Huit opposants chiites de Bahreïn ont été condamnés mercredi à la prison à perpétuité pour « avoir formé et dirigé un groupe terroriste visant à changer la Constitution et le régime monarchique » de la famille sunnite Al-Khalifa, annonce l'agence officielle BNA.

Treize autres prévenus faisant face au même chef d'accusation ont été condamnés à diverses peines de prison par le tribunal spécial.

Les 21 accusés avaient été arrêtés dans le cadre des importantes manifestations organisées par l'opposition, majoritairement chiite, qui ont secoué Bahreïn cet hiver.

Les manifestants réclamaient des libertés politiques accrues, avec l'instauration d'une véritable monarchie constitutionnelle limitant les pouvoirs de la famille royale Al-Khalifa, voire d'une république.

Accusations de complot et de liens avec une organisation terroriste

Les 21 opposants traduits devant la justice étaient accusés non seulement de complot, mais aussi d'avoir entretenu des liens avec une organisation terroriste à l'étranger, une allusion qui semble faire référence à l'Iran.

Deux membres influents du parti chiite Haq, Hassan Machaimaa et Abdeljalil Al-Singace, ainsi que le chef du parti chiite Wafa, Abdel Wahab Hussein, sont au nombre des opposants condamnés à passer le reste de leur vie derrière les barreaux.

Machaimaa et Al-Singace faisaient partie d'un groupe de 25 chiites graciés par le roi Hamad ben Issa Al-Khalifa le 21 février, dans un geste visant à calmer le mouvement de contestation.

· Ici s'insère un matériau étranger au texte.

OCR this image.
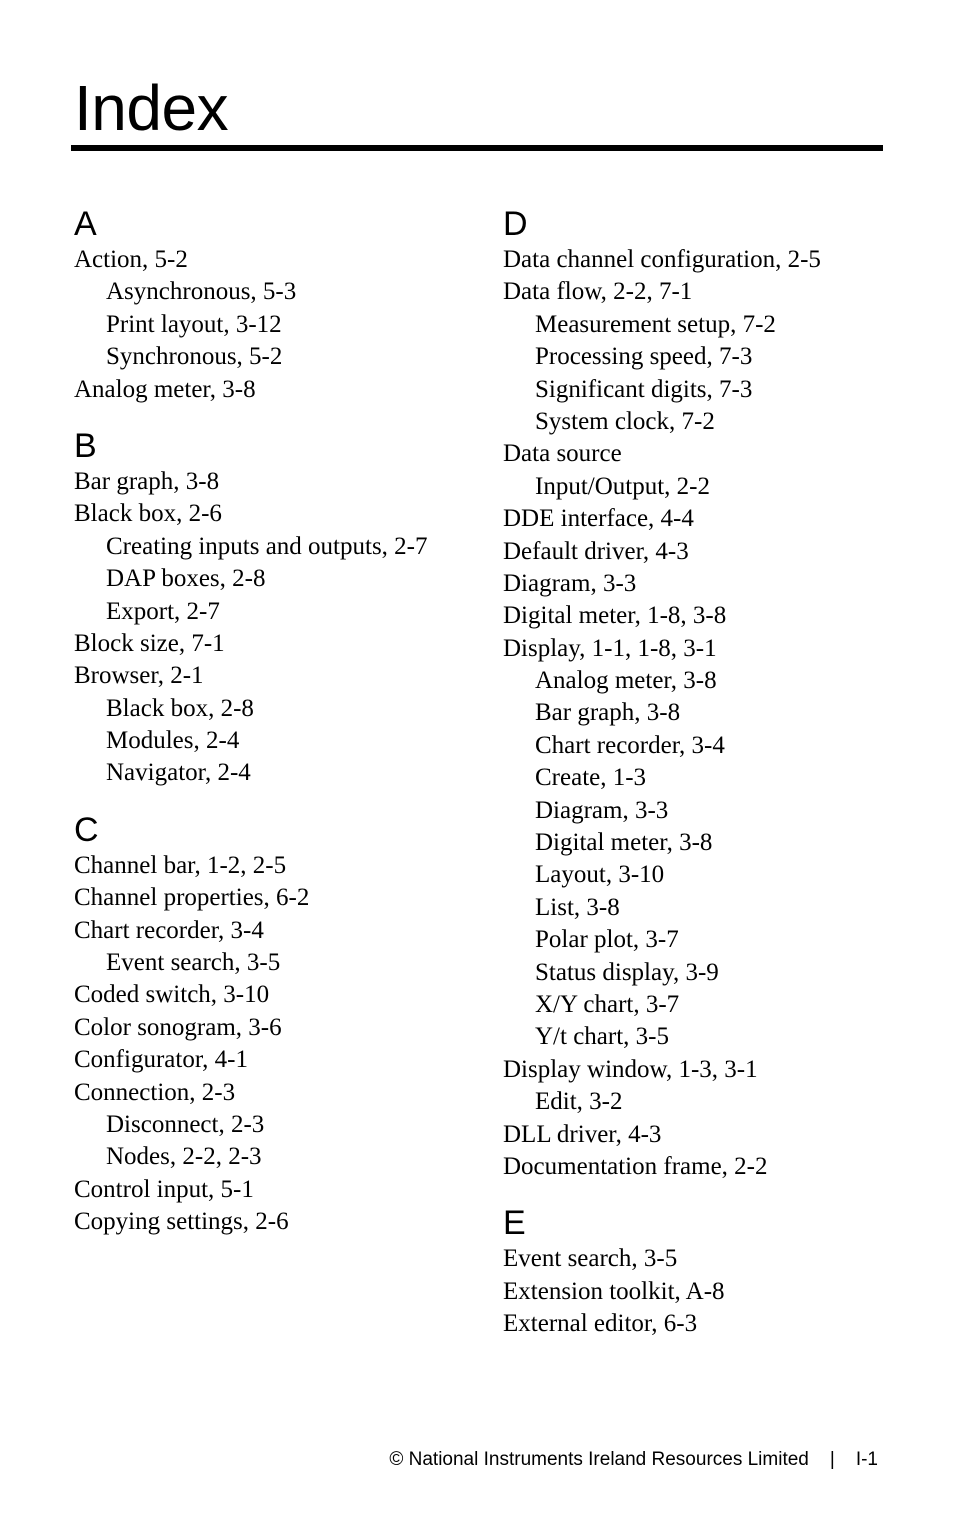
Index
A
Action, 5-2
Asynchronous, 5-3
Print layout, 3-12
Synchronous, 5-2
Analog meter, 3-8
B
Bar graph, 3-8
Black box, 2-6
Creating inputs and outputs, 2-7
DAP boxes, 2-8
Export, 2-7
Block size, 7-1
Browser, 2-1
Black box, 2-8
Modules, 2-4
Navigator, 2-4
C
Channel bar, 1-2, 2-5
Channel properties, 6-2
Chart recorder, 3-4
Event search, 3-5
Coded switch, 3-10
Color sonogram, 3-6
Configurator, 4-1
Connection, 2-3
Disconnect, 2-3
Nodes, 2-2, 2-3
Control input, 5-1
Copying settings, 2-6
D
Data channel configuration, 2-5
Data flow, 2-2, 7-1
Measurement setup, 7-2
Processing speed, 7-3
Significant digits, 7-3
System clock, 7-2
Data source
Input/Output, 2-2
DDE interface, 4-4
Default driver, 4-3
Diagram, 3-3
Digital meter, 1-8, 3-8
Display, 1-1, 1-8, 3-1
Analog meter, 3-8
Bar graph, 3-8
Chart recorder, 3-4
Create, 1-3
Diagram, 3-3
Digital meter, 3-8
Layout, 3-10
List, 3-8
Polar plot, 3-7
Status display, 3-9
X/Y chart, 3-7
Y/t chart, 3-5
Display window, 1-3, 3-1
Edit, 3-2
DLL driver, 4-3
Documentation frame, 2-2
E
Event search, 3-5
Extension toolkit, A-8
External editor, 6-3
© National Instruments Ireland Resources Limited | I-1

Ils ont été arrêtés de nouveau le 17 mars.

Ibrahim Chérif, dirigeant sunnite du mouvement laïque de gauche Waad, a pour sa part écopé de cinq années de prison. Le parti Waad avait également réclamé des réformes politiques dans le royaume.

Seuls 14 des accusés ont été officiellement traduits devant le tribunal militaire. Les sept autres étaient jugés par contumace.

Après le verdict, les accusés ont levé le poing et promis de continuer à réclamer des réformes « de manière pacifique », selon des témoins.

Mardi soir, les habitants de plusieurs villages chiites de Bahreïn ont manifesté en solidarité avec les dirigeants de l'opposition. Aucune violence n'a cependant été rapportée.

Le verdict du tribunal est rendu à 10 jours de l'ouverture d'un « dialogue national » prévu par le roi.

Un mouvement d'opposition violemment écrasé

Le royaume de Bahreïn, qui compte environ 800 000 habitants, est gouverné depuis 1783 par la famille sunnite Al-Khalifa. Les chiites, qui constituent environ 70 % de la population, s'estiment lésés par les politiques actuelles du royaume.

Des manifestants qui se rassemblaient pacifiquement place de la Perle ont été écrasés sur l'ordre de la famille royale, à l'aide de renforts militaires envoyés par l'Arabie saoudite et les Émirats arabes unis.

Cette intervention, menée après l'imposition de l'état d'urgence, a été vivement critiquée par l'Iran, dont la population est chiite.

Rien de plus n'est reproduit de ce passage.